O sinal bateu e eu abaixei o som da música voltando a vegetar na carteira, olhando pela janela. Todos se calaram quando Sr. Hampty entrou na sala. Ele deveria ter uns 50 anos, rosto contorcido eternamente em uma carranca ranzinza, cabelos grisalhos e ralos, olhos azuis pálidos e frios. Ele sempre usava um terno marrom, blusa social branca e uma gravata preta, que para seu azar não escondia nem um pouco sua barriga de cerveja.

_Bom dia classe. Vamos começar mais um ano letivo que espero eu ser produtivo. – Falou com sua voz rouca e grossa. – Porém antes de começarmos com a aula de verdade temos uma nova aluna transferida do Brasil. Querida... – Ele estendeu a mão e sorriu gentilmente em direção da porta que ainda estava aberta, essa era a primeira vez que o via sorrir.

Uma garota com pele escura semelhante a chocolate ao leite entrou pela porta. Ela era muito bonita, tinha cabelos cacheados até o ombro em tons de castanhos passando do escuro para o claro, os olhos eram parecidos com dourado, lábios grossos na medida certa e um corpo que na minha humilde opinião era perfeito.

_Está é Max, ela se juntará a nós este ano.

Ela vestia um tipo de legging preta que me parecia ser bem quentinha e grossa, um suéter bege, jaqueta de couro preta com detalhes em metal no ombro, coturnos marrons escuros e um colar do que me parecia ser ouro com um pingente em forma de esfera.

Sr. Hampty passou um de seus braços em torno dos ombros de Max, que pelo que pude perceber ficou um pouco constrangida.

_Minha querida, poderia se apresentar para a classe, por favor?
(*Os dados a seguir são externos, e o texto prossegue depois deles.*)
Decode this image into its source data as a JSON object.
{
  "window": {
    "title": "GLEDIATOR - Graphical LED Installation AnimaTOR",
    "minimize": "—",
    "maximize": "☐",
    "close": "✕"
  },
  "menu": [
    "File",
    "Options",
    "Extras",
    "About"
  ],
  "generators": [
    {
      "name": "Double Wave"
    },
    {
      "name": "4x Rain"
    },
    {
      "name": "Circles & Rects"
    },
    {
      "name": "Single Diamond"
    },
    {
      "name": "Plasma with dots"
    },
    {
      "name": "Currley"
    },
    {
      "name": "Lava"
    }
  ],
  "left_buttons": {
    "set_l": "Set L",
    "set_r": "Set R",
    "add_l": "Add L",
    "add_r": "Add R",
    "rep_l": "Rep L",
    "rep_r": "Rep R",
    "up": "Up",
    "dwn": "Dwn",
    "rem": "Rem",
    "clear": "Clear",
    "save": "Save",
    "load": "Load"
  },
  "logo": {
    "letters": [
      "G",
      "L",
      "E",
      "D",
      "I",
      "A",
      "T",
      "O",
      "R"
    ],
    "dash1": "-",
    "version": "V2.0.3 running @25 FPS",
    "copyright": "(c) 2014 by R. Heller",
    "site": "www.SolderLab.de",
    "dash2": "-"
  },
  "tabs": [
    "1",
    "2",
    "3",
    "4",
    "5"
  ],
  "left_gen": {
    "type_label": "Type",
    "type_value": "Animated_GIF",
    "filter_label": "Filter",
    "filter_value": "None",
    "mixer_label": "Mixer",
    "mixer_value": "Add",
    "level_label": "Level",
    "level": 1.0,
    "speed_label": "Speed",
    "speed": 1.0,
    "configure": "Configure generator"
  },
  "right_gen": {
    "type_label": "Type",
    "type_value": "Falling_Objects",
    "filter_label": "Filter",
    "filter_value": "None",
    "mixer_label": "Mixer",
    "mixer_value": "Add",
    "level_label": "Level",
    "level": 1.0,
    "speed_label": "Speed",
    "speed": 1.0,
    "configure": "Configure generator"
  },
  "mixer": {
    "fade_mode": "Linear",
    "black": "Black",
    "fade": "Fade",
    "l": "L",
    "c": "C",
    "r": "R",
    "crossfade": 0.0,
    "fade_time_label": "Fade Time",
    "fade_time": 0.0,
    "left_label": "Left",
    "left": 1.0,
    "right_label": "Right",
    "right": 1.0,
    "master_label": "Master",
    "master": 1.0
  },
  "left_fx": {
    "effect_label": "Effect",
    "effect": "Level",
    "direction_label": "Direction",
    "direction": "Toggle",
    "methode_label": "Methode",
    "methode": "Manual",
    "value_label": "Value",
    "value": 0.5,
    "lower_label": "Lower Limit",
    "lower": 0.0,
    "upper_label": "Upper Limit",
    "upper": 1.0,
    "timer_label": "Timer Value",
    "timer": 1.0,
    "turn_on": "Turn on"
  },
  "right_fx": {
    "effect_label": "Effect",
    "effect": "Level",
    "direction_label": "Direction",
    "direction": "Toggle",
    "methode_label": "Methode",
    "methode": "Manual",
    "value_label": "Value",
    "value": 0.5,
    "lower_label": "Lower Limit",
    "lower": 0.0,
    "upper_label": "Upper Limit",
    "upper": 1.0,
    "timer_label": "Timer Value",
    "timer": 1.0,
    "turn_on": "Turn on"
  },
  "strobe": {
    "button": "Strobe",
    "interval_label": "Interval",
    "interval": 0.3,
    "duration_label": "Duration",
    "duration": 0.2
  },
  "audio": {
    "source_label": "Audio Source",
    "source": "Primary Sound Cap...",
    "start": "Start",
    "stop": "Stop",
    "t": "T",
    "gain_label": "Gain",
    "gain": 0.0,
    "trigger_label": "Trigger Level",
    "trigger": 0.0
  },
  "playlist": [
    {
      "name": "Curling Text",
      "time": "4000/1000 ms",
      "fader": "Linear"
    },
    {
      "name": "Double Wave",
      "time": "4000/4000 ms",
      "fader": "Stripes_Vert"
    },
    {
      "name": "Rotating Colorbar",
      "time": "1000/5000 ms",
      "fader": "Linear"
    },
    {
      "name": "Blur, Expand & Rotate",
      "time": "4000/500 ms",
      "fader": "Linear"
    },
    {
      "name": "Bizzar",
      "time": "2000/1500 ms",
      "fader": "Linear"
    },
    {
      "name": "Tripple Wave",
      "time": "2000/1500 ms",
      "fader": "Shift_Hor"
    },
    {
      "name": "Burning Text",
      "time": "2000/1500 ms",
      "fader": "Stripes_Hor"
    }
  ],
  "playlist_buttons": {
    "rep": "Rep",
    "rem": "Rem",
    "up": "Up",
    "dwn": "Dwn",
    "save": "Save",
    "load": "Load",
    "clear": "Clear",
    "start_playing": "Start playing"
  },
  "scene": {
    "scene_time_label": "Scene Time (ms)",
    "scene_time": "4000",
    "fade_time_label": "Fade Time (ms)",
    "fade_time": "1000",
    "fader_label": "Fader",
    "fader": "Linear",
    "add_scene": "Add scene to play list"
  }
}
_Ah... Claro... Meu nome é Max Lewis, tenho 17 anos e antes de vir para cá morava em Curitiba, no Brasil, mesmo tendo nascido aqui. Agora voltei a morar aqui com meus tios.

_Acabou? – Perguntou Sr. Hampty atencioso.

_Sim.

_Okay, pode se sentar ao lado da senhorita Harris. – Falou encarando o lugar vago ao meu lado.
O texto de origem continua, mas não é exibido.